By ZACHARY HALASCHAK
Daily News Staff Writer

If an ordinance introduced at Tuesday’s Ketchikan Gateway Borough Assembly meeting passes, senior citizens might need to start forking over a few extra cents the next time they have a beer.

The Assembly voted to introduce Ordinance 1840, which would eliminate the senior sales-tax exemption for alcohol, tobacco, tobacco products, marijuana and marijuana products.

Borough Clerk Kacie Paxton told the Daily News that the elimination of the exemption would require those over 65 to pay a sales tax on all of the products listed in the ordinance.

“The seniors over 65, if they qualify for the sales-tax exemption card, they don’t pay tax on anything,” Paxton said. “So the ordinance would remove the exemption from products such as alcohol, tobacco and marijuana.”

The newly introduced ordinance is set for an Oct. 2 public hearing. During public hearings the Assembly has an opportunity to hear from residents about the issue. Following public comments, the Assembly members will discuss the issue and vote.

A similar ordinance failed to be introduced back in April. Some issues that were brought up with the earlier ordinance were possible complications with implementation.

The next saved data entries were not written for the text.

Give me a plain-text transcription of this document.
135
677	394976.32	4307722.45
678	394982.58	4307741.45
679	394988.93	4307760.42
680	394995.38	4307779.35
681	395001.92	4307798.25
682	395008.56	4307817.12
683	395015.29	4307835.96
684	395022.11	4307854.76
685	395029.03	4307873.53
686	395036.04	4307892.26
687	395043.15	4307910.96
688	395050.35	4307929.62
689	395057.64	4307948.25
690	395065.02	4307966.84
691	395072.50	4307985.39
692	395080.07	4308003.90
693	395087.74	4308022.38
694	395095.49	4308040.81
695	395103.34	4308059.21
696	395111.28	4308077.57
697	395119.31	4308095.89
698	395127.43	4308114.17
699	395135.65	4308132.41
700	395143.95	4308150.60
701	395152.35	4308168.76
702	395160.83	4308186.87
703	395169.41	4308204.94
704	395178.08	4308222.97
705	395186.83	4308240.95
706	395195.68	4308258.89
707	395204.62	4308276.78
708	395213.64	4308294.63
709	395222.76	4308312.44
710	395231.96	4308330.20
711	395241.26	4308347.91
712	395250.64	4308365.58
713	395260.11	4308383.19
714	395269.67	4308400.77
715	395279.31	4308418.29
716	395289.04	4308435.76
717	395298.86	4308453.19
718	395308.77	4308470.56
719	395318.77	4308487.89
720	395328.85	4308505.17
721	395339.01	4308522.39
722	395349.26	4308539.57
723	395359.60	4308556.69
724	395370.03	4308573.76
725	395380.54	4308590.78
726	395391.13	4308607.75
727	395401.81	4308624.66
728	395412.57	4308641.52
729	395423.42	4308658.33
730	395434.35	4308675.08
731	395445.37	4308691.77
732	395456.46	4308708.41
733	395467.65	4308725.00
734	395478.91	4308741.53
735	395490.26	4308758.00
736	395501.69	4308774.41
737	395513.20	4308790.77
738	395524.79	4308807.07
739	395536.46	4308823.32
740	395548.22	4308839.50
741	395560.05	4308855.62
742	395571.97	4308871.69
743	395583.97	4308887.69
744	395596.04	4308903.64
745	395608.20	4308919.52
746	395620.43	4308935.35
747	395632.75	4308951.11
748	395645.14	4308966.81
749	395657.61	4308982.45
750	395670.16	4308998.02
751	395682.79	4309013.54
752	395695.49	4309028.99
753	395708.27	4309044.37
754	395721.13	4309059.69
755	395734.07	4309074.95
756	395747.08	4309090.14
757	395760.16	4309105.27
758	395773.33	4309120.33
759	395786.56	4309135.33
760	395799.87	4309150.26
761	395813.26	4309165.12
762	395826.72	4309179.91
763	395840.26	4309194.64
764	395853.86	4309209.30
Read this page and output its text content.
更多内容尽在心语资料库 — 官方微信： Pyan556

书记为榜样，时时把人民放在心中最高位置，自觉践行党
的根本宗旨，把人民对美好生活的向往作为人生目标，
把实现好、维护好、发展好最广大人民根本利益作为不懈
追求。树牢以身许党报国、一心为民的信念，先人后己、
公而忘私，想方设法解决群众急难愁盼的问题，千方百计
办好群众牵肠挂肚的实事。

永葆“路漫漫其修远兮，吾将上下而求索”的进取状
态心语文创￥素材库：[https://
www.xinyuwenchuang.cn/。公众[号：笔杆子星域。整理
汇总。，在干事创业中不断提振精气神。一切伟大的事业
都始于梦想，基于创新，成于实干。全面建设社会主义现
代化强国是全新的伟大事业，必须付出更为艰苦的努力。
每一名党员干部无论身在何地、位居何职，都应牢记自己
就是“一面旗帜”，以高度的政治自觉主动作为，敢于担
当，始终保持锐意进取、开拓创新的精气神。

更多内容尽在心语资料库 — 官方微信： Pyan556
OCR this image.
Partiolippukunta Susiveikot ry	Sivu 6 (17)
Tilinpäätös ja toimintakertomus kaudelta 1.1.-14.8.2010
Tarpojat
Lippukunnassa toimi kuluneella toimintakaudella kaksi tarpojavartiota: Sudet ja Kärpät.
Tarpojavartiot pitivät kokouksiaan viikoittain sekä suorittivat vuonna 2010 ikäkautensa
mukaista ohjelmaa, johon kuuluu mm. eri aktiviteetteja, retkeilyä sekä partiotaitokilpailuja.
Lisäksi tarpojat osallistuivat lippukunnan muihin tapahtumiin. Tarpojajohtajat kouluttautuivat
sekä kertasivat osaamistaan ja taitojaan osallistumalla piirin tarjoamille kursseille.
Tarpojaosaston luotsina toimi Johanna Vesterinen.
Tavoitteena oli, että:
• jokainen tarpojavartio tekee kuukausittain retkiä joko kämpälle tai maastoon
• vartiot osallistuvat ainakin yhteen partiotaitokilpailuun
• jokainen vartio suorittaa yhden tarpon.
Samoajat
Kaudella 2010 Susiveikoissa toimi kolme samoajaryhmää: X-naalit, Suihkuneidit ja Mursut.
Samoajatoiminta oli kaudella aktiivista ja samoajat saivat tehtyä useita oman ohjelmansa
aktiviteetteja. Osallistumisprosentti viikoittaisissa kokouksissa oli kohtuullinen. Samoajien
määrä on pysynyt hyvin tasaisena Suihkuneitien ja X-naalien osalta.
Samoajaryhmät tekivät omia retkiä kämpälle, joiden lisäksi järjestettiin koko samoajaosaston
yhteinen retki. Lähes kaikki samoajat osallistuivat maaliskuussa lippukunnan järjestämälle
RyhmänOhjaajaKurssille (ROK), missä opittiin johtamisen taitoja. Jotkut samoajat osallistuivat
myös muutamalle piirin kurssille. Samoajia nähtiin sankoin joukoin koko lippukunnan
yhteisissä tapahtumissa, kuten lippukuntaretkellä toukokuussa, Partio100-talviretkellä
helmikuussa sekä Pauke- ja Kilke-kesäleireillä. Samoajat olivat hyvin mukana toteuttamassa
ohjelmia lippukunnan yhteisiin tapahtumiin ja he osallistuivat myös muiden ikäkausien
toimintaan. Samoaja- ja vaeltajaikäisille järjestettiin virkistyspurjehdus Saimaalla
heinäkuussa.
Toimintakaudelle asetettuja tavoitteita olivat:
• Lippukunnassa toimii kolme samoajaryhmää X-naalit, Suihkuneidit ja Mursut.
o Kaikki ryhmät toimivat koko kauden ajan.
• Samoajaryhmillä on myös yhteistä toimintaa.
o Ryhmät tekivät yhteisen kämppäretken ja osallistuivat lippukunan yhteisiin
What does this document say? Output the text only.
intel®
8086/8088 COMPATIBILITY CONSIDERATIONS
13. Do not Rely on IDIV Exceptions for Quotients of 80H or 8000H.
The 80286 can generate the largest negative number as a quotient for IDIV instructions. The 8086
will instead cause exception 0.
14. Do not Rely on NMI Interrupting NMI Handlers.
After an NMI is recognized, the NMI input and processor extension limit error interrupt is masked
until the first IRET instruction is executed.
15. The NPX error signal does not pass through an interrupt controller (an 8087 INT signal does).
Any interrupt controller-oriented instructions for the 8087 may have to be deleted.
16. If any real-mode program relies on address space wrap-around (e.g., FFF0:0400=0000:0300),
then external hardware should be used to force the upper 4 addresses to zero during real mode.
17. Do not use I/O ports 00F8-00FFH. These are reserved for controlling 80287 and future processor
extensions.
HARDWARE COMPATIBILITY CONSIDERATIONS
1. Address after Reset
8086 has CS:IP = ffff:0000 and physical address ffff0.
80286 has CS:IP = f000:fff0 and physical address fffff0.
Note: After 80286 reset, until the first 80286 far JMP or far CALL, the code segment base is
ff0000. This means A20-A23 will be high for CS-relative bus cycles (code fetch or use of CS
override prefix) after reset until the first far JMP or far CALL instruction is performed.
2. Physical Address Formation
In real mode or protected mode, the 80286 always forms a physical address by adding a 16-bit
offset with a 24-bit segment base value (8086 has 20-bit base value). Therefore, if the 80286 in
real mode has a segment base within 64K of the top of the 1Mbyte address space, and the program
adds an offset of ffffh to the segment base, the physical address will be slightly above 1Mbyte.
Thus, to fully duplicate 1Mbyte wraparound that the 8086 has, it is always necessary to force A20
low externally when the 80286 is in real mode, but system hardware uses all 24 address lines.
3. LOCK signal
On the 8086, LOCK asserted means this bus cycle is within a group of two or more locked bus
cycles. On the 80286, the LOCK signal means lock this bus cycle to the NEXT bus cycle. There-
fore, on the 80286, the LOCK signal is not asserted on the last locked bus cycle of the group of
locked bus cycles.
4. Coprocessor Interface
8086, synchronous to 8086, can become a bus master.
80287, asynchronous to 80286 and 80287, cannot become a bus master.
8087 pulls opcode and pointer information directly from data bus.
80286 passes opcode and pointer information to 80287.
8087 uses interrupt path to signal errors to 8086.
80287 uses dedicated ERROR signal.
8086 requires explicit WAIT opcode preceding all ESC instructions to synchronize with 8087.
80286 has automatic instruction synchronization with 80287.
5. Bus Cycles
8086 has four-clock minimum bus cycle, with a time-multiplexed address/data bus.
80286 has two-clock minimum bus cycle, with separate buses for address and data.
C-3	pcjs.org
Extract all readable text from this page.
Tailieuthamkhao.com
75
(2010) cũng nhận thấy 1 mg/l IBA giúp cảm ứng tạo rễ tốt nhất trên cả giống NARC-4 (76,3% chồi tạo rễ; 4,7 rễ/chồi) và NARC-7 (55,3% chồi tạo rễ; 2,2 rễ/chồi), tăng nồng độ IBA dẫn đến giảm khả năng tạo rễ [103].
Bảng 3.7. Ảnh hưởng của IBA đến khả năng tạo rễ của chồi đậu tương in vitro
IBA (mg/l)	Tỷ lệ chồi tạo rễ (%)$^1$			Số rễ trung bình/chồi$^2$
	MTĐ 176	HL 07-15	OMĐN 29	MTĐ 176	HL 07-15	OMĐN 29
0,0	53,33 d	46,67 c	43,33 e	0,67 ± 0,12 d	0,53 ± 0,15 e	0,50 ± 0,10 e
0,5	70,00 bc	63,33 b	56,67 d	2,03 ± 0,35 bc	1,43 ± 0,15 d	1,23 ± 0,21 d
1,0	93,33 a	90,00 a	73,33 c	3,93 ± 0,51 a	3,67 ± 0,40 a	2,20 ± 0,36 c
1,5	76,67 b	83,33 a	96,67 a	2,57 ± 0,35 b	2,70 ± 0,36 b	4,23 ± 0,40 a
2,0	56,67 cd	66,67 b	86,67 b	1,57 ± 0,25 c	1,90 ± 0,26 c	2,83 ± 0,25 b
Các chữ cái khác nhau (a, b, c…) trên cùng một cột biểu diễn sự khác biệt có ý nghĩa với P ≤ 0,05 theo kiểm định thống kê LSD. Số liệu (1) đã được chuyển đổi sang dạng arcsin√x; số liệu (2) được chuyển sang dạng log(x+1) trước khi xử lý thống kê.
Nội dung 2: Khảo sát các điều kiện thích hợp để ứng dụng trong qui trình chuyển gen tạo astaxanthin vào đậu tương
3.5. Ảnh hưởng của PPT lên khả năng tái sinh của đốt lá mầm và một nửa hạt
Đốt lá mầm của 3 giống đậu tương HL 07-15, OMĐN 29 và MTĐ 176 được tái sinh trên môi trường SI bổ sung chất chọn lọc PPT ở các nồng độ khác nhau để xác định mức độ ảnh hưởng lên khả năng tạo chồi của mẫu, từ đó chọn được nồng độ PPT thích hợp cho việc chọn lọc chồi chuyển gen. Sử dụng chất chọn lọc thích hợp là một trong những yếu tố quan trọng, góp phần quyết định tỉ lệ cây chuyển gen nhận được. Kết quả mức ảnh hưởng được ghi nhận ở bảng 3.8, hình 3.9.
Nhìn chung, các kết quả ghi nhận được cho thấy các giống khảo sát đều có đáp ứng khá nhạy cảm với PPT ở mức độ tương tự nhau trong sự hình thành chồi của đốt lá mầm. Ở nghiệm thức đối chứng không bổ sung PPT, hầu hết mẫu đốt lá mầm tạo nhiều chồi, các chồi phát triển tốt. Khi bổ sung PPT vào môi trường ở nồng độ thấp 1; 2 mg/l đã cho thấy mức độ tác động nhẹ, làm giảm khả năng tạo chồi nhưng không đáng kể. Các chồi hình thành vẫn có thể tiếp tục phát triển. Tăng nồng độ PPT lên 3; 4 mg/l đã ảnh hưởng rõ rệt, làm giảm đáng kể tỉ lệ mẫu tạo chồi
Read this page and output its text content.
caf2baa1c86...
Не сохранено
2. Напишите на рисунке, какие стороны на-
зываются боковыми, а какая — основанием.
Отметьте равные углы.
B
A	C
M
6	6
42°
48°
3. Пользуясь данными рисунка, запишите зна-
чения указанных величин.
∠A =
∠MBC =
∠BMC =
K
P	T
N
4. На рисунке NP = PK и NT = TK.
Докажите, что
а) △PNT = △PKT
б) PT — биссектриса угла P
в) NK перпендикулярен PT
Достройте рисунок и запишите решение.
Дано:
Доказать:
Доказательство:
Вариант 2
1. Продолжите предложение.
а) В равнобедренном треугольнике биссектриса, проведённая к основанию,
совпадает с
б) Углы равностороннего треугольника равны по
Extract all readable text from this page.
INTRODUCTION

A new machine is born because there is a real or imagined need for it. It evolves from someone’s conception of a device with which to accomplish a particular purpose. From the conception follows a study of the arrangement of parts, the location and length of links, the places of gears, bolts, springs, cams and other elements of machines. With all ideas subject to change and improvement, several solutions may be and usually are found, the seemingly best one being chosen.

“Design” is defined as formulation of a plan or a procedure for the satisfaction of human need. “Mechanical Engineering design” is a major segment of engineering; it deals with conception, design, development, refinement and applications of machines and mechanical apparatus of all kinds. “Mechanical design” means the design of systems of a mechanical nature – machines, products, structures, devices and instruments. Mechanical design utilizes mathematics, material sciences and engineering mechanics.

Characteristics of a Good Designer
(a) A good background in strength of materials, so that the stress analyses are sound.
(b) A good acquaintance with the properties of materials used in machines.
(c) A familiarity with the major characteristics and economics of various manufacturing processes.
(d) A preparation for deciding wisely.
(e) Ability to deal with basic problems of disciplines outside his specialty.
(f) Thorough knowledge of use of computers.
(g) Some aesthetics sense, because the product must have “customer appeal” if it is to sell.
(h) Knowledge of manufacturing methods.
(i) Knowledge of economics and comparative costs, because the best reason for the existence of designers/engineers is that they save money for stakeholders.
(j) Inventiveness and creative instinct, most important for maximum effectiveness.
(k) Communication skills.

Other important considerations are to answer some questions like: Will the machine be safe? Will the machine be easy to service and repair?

Assembly Member Glen Thompson had opposed the ordinance previously, noting that there might be problems calculating sales tax for things like alcohol when purchased with other tax-exempt goods.

According to borough documents, $22,435,635 in sales within the borough were not taxed because of the senior exemption. That equates to $560,891 in lost theoretical tax revenue.

If the Assembly eliminates the senior sales-tax exemption for alcohol, tobacco, tobacco products, marijuana and marijuana products, a small portion of that $560,891 would be able to come back to the borough’s coffers.

According to the agenda item: “Precise data on alcohol, tobacco, and potential marijuana sales is not available, but estimates extrapolated from borough records suggest a conservative estimate of additional tax revenue at the current 2.5 percent tax rate might be $25,000 to $30,000.”

That estimated chunk of tax money would go into the borough’s general fund, where the Assembly could then reallocate the cash wherever they wish.

The public hearing on this issue will be held during the Assembly meeting at 5:30 p.m. Oct. 2 in the Ketchikan Gateway Borough Assembly chambers, 1900 First Ave.

There will also be time for public comment at the beginning of the meeting.